The recent regulatory changes by the Securities and Exchange Board of India (SEBI) for valuation of debt securities could lead to more churn in liquid funds that already saw outflow of ₹1.5 lakh crore in June thereby dragging the overall assets in mutual fund (MF) industry.
According to the latest study by ICRA, institutional entities, who are the biggest investors in this segment, might look at other categories while those with a high-risk appetite might look at rebalancing their portfolios to higher-yield, higher-risk categories such as ultra-short and money market funds.
“The category [liquid funds] might see more churn going forward due to the recent regulatory amendments announced by the SEBI for debt-oriented schemes, which has made valuation of debt securities to be fully mark-to-market (MTM) compared with amortisation of securities with maturity less than 30 days,” ICRA said.
The change in the threshold level for amortisation from 60 days to 30 days will have an impact on both returns and volatility of liquid funds.
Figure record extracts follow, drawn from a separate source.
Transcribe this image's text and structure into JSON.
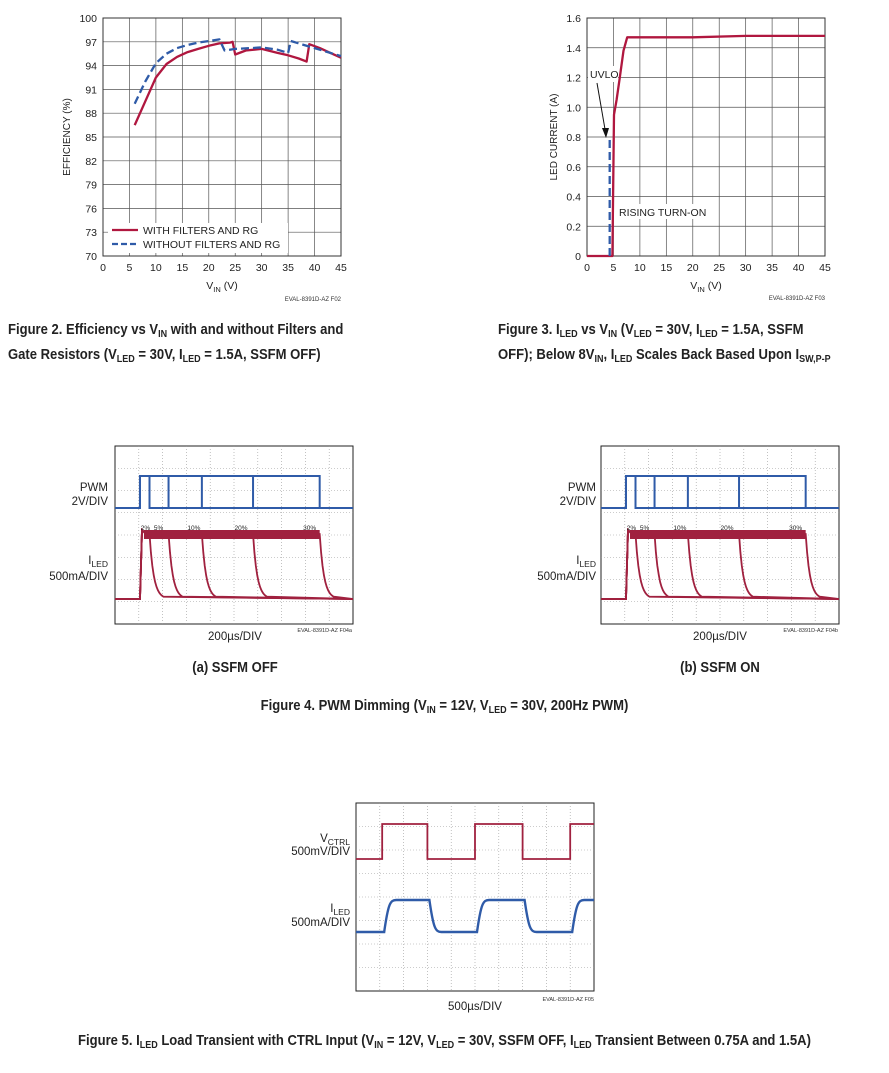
{
  "figure2": {
    "caption_line1": "Figure 2. Efficiency vs V",
    "caption_in": "IN",
    "caption_line1b": " with and without Filters and",
    "caption_line2a": "Gate Resistors (V",
    "caption_led": "LED",
    "caption_line2b": " = 30V, I",
    "caption_line2c": " = 1.5A, SSFM OFF)",
    "code": "EVAL-8391D-AZ F02",
    "chart_data": {
      "type": "line",
      "title": "",
      "xlabel": "VIN (V)",
      "ylabel": "EFFICIENCY (%)",
      "xlim": [
        0,
        45
      ],
      "ylim": [
        70,
        100
      ],
      "xticks": [
        0,
        5,
        10,
        15,
        20,
        25,
        30,
        35,
        40,
        45
      ],
      "yticks": [
        70,
        73,
        76,
        79,
        82,
        85,
        88,
        91,
        94,
        97,
        100
      ],
      "grid": true,
      "legend_position": "bottom-left",
      "series": [
        {
          "name": "WITH FILTERS AND RG",
          "color": "#b0173f",
          "dash": "solid",
          "x": [
            6,
            8,
            10,
            12,
            14,
            16,
            18,
            20,
            22,
            24,
            24.5,
            25,
            27,
            30,
            33,
            35,
            37,
            38.5,
            39,
            41,
            43,
            45
          ],
          "y": [
            86.5,
            89.5,
            92.5,
            94.2,
            95.1,
            95.7,
            96.1,
            96.5,
            96.8,
            96.9,
            97,
            95.4,
            95.9,
            96.1,
            95.6,
            95.3,
            94.9,
            94.5,
            96.7,
            96.2,
            95.6,
            95.0
          ]
        },
        {
          "name": "WITHOUT FILTERS AND RG",
          "color": "#2f5ba8",
          "dash": "dashed",
          "x": [
            6,
            8,
            10,
            12,
            14,
            16,
            18,
            20,
            22,
            23,
            25,
            28,
            30,
            33,
            35,
            35.5,
            38,
            40,
            42,
            45
          ],
          "y": [
            89.2,
            92,
            94.3,
            95.5,
            96.2,
            96.6,
            96.9,
            97.1,
            97.3,
            95.9,
            96.1,
            96.2,
            96.3,
            96.0,
            95.6,
            97.1,
            96.6,
            96.2,
            95.8,
            95.2
          ]
        }
      ]
    }
  },
  "figure3": {
    "caption_line1a": "Figure 3. I",
    "caption_led": "LED",
    "caption_line1b": " vs V",
    "caption_in": "IN",
    "caption_line1c": " (V",
    "caption_line1d": " = 30V, I",
    "caption_line1e": " = 1.5A, SSFM",
    "caption_line2a": "OFF); Below 8V",
    "caption_line2b": ", I",
    "caption_line2c": " Scales Back Based Upon I",
    "caption_sw": "SW,P-P",
    "code": "EVAL-8391D-AZ F03",
    "chart_data": {
      "type": "line",
      "title": "",
      "xlabel": "VIN (V)",
      "ylabel": "LED CURRENT (A)",
      "xlim": [
        0,
        45
      ],
      "ylim": [
        0,
        1.6
      ],
      "xticks": [
        0,
        5,
        10,
        15,
        20,
        25,
        30,
        35,
        40,
        45
      ],
      "yticks": [
        0,
        0.2,
        0.4,
        0.6,
        0.8,
        1.0,
        1.2,
        1.4,
        1.6
      ],
      "grid": true,
      "annotations": [
        "UVLO",
        "RISING TURN-ON"
      ],
      "series": [
        {
          "name": "",
          "color": "#b0173f",
          "dash": "solid",
          "x": [
            0,
            4.8,
            5.1,
            5.6,
            6.2,
            6.9,
            7.6,
            8,
            12,
            20,
            30,
            40,
            45
          ],
          "y": [
            0,
            0,
            0.95,
            1.05,
            1.2,
            1.38,
            1.47,
            1.47,
            1.47,
            1.47,
            1.48,
            1.48,
            1.48
          ]
        },
        {
          "name": "",
          "color": "#2f5ba8",
          "dash": "dashed",
          "x": [
            4.3,
            4.3
          ],
          "y": [
            0,
            0.78
          ]
        }
      ]
    }
  },
  "figure4": {
    "caption_a": "Figure 4. PWM Dimming (V",
    "caption_in": "IN",
    "caption_b": " = 12V, V",
    "caption_led": "LED",
    "caption_c": " = 30V, 200Hz PWM)",
    "panels": [
      {
        "sub": "(a) SSFM OFF",
        "code": "EVAL-8391D-AZ F04a",
        "xscale": "200µs/DIV",
        "ch1_label1": "PWM",
        "ch1_label2": "2V/DIV",
        "ch2_label1": "I",
        "ch2_sub": "LED",
        "ch2_label2": "500mA/DIV",
        "duty_labels": [
          "2%",
          "5%",
          "10%",
          "20%",
          "30%"
        ]
      },
      {
        "sub": "(b) SSFM ON",
        "code": "EVAL-8391D-AZ F04b",
        "xscale": "200µs/DIV",
        "ch1_label1": "PWM",
        "ch1_label2": "2V/DIV",
        "ch2_label1": "I",
        "ch2_sub": "LED",
        "ch2_label2": "500mA/DIV",
        "duty_labels": [
          "2%",
          "5%",
          "10%",
          "20%",
          "30%"
        ]
      }
    ]
  },
  "figure5": {
    "caption_a": "Figure 5. I",
    "caption_led": "LED",
    "caption_b": " Load Transient with CTRL Input (V",
    "caption_in": "IN",
    "caption_c": " = 12V, V",
    "caption_d": " = 30V, SSFM OFF, I",
    "caption_e": " Transient Between 0.75A and 1.5A)",
    "code": "EVAL-8391D-AZ F05",
    "xscale": "500µs/DIV",
    "ch1_label1": "V",
    "ch1_sub": "CTRL",
    "ch1_label2": "500mV/DIV",
    "ch2_label1": "I",
    "ch2_sub": "LED",
    "ch2_label2": "500mA/DIV"
  }
}
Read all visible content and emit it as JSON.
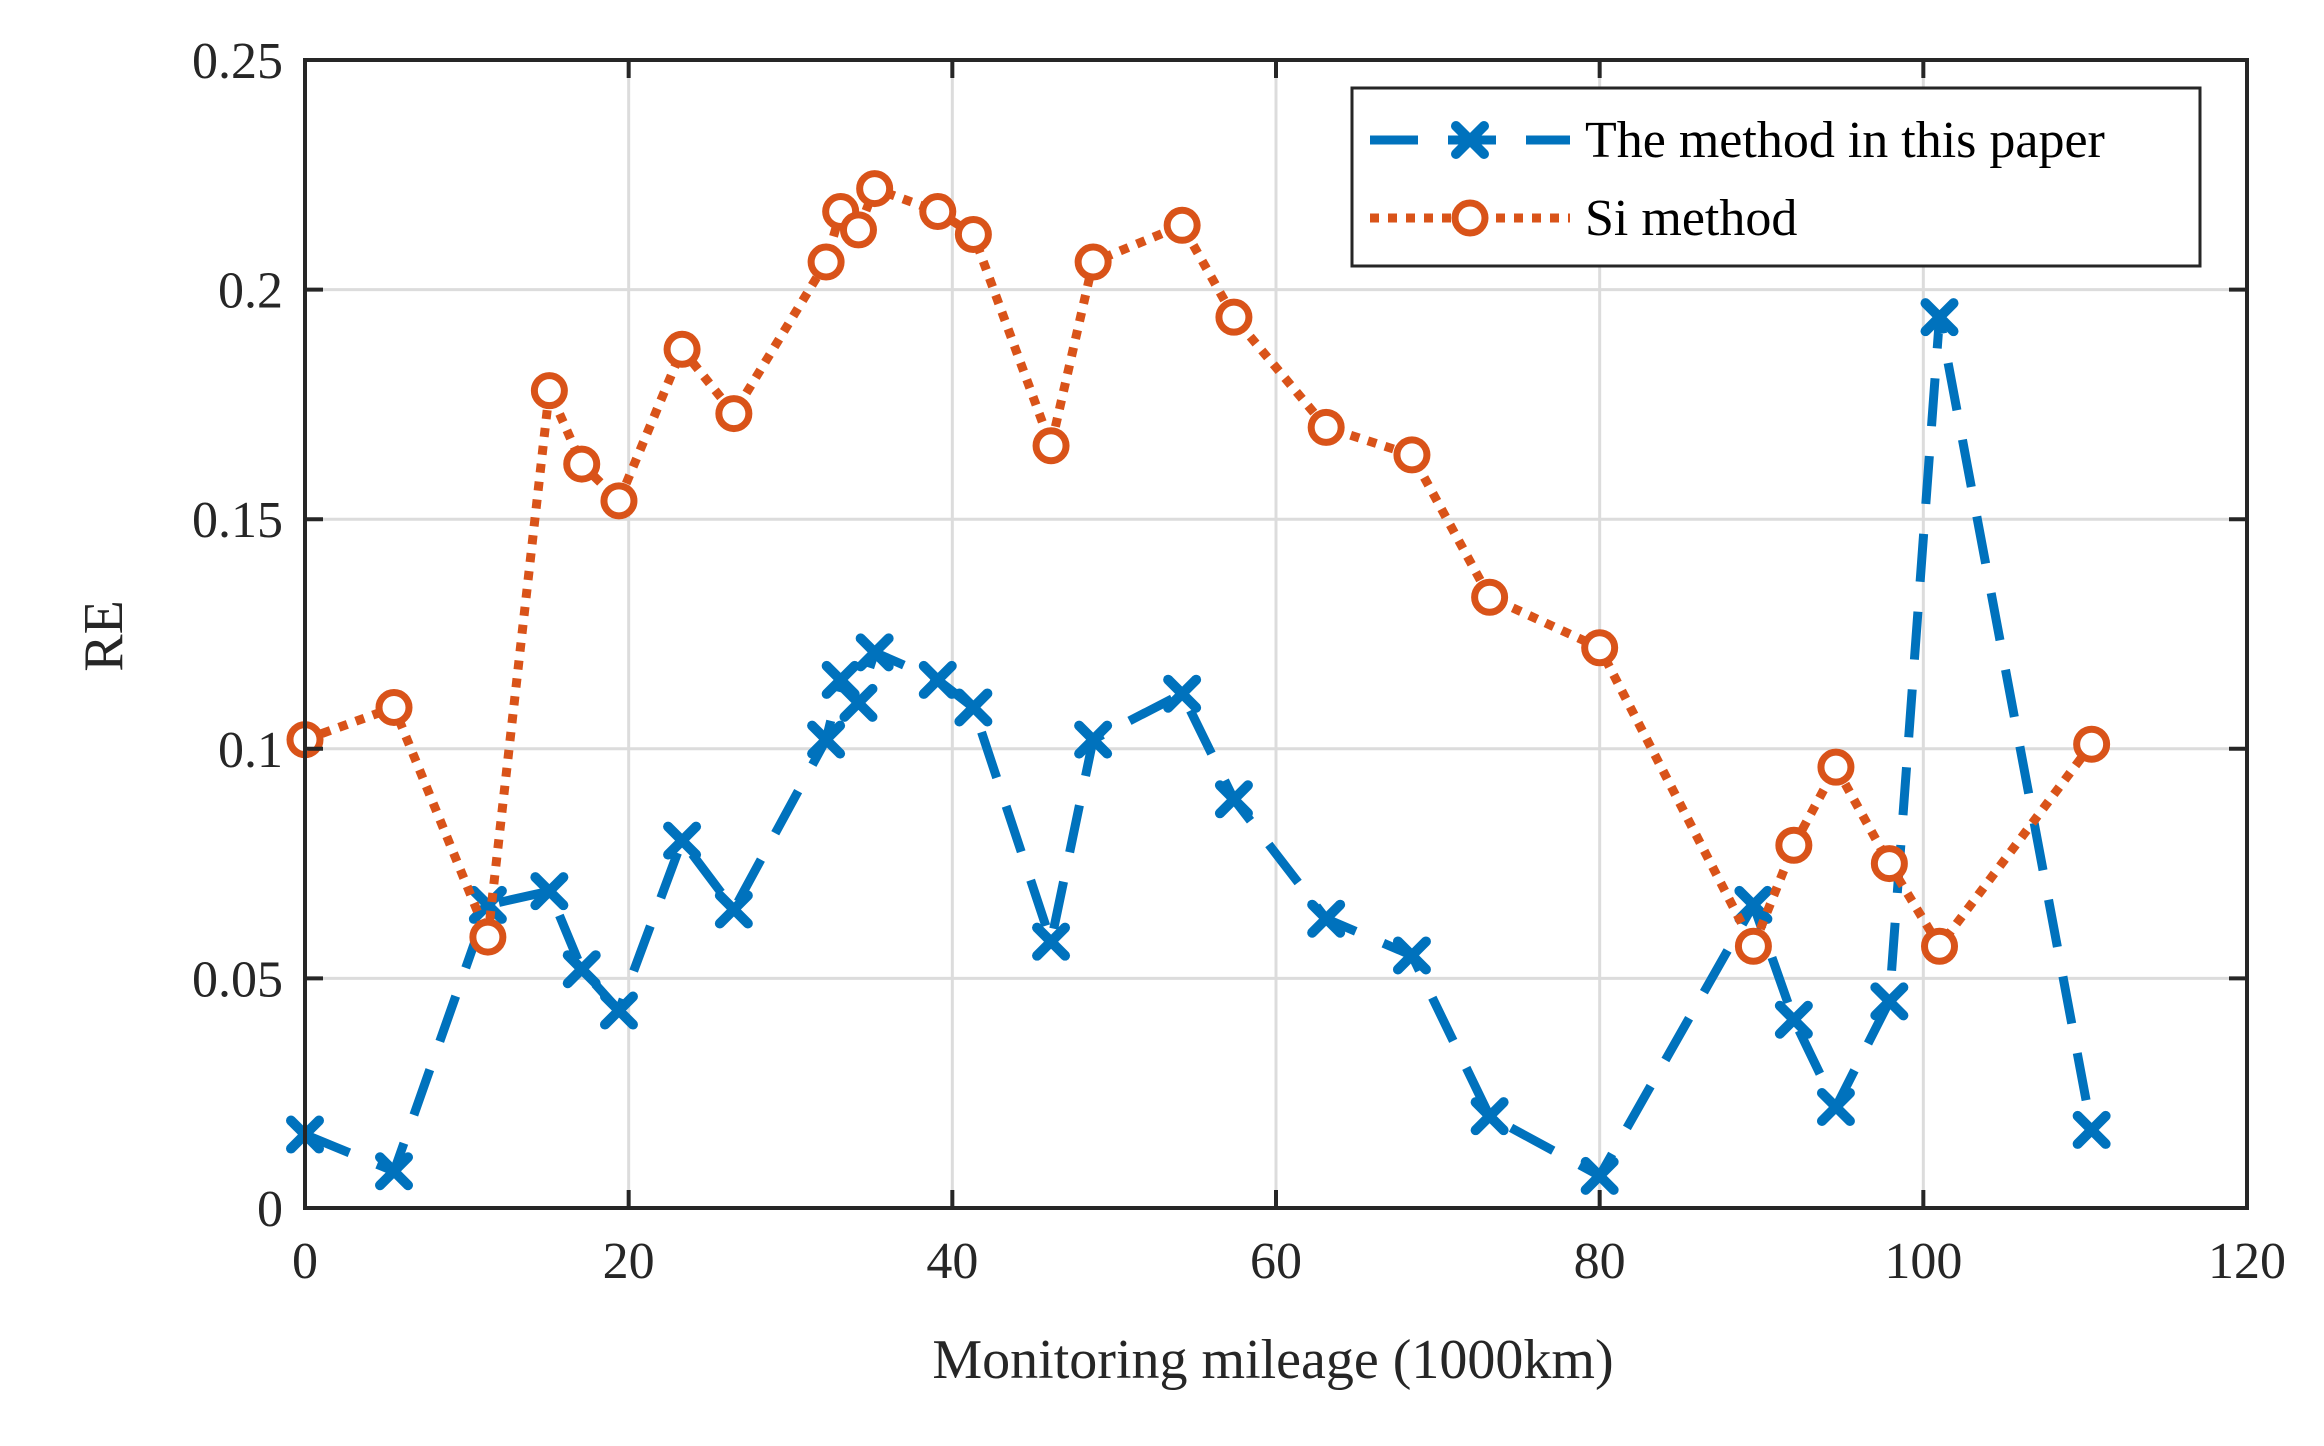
{
  "chart_data": {
    "type": "line",
    "title": "",
    "xlabel": "Monitoring mileage (1000km)",
    "ylabel": "RE",
    "xlim": [
      0,
      120
    ],
    "ylim": [
      0,
      0.25
    ],
    "xticks": [
      0,
      20,
      40,
      60,
      80,
      100,
      120
    ],
    "xtick_labels": [
      "0",
      "20",
      "40",
      "60",
      "80",
      "100",
      "120"
    ],
    "yticks": [
      0,
      0.05,
      0.1,
      0.15,
      0.2,
      0.25
    ],
    "ytick_labels": [
      "0",
      "0.05",
      "0.1",
      "0.15",
      "0.2",
      "0.25"
    ],
    "grid": true,
    "legend_position": "top-right",
    "series": [
      {
        "name": "The method in this paper",
        "color": "#0072BD",
        "line_style": "dashed",
        "marker": "x",
        "x": [
          0,
          5.5,
          11.3,
          15.1,
          17.1,
          19.4,
          23.3,
          26.5,
          32.2,
          33.1,
          34.2,
          35.2,
          39.1,
          41.3,
          46.1,
          48.7,
          54.2,
          57.4,
          63.1,
          68.4,
          73.2,
          80.0,
          89.5,
          92.0,
          94.6,
          97.9,
          101.0,
          110.4
        ],
        "y": [
          0.016,
          0.008,
          0.066,
          0.069,
          0.052,
          0.043,
          0.08,
          0.065,
          0.102,
          0.115,
          0.11,
          0.121,
          0.115,
          0.109,
          0.058,
          0.102,
          0.112,
          0.089,
          0.063,
          0.055,
          0.02,
          0.007,
          0.066,
          0.041,
          0.022,
          0.045,
          0.194,
          0.017
        ]
      },
      {
        "name": "Si method",
        "color": "#D95319",
        "line_style": "dotted",
        "marker": "o",
        "x": [
          0,
          5.5,
          11.3,
          15.1,
          17.1,
          19.4,
          23.3,
          26.5,
          32.2,
          33.1,
          34.2,
          35.2,
          39.1,
          41.3,
          46.1,
          48.7,
          54.2,
          57.4,
          63.1,
          68.4,
          73.2,
          80.0,
          89.5,
          92.0,
          94.6,
          97.9,
          101.0,
          110.4
        ],
        "y": [
          0.102,
          0.109,
          0.059,
          0.178,
          0.162,
          0.154,
          0.187,
          0.173,
          0.206,
          0.217,
          0.213,
          0.222,
          0.217,
          0.212,
          0.166,
          0.206,
          0.214,
          0.194,
          0.17,
          0.164,
          0.133,
          0.122,
          0.057,
          0.079,
          0.096,
          0.075,
          0.057,
          0.101
        ]
      }
    ]
  }
}
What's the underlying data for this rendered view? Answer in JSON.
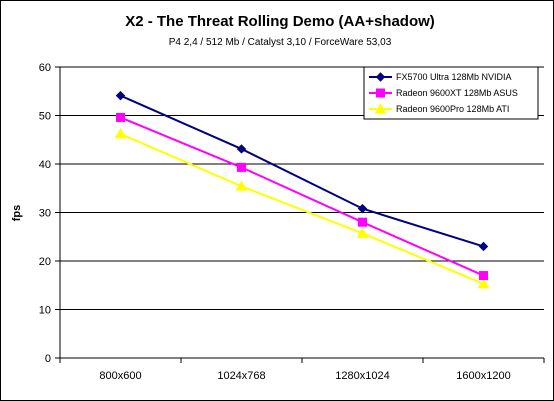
{
  "chart_data": {
    "type": "line",
    "title": "X2 - The Threat Rolling Demo (AA+shadow)",
    "subtitle": "P4 2,4 / 512 Mb / Catalyst 3,10 / ForceWare 53,03",
    "xlabel": "",
    "ylabel": "fps",
    "categories": [
      "800x600",
      "1024x768",
      "1280x1024",
      "1600x1200"
    ],
    "ylim": [
      0,
      60
    ],
    "yticks": [
      0,
      10,
      20,
      30,
      40,
      50,
      60
    ],
    "grid": true,
    "legend_position": "top-right",
    "series": [
      {
        "name": "FX5700 Ultra 128Mb NVIDIA",
        "values": [
          54.1,
          43.1,
          30.8,
          23.0
        ],
        "color": "#000080",
        "marker": "diamond"
      },
      {
        "name": "Radeon 9600XT 128Mb ASUS",
        "values": [
          49.6,
          39.3,
          28.0,
          17.0
        ],
        "color": "#ff00ff",
        "marker": "square"
      },
      {
        "name": "Radeon 9600Pro 128Mb ATI",
        "values": [
          46.2,
          35.4,
          25.7,
          15.3
        ],
        "color": "#ffff00",
        "marker": "triangle"
      }
    ]
  }
}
Incidentally, the SEBI had only recently introduced the 30-day norm since till June, the threshold was 60 days, it added. According to the monthly numbers from the Association of Mutual Funds in India, net outflows from income and debt oriented schemes totalling ₹1.71 lakh crore in June led to a decline in the MF assets under management to ₹24.25 lakh crore.
“Outflows from liquid funds were primarily the seasonal outflows seen by the category in a quarter-end month such as June, as institutions such as banks and corporates redeem their investments to pay for quarterly advance taxes,” said ICRA. The funds are typically invested back into liquid schemes once the quarter-end accounting and mandatory payment requirements have been met, it added.
At its recently-held board meeting, the capital markets regulator also introduced a graded exit load on investors of liquid schemes who pull out prior to seven days.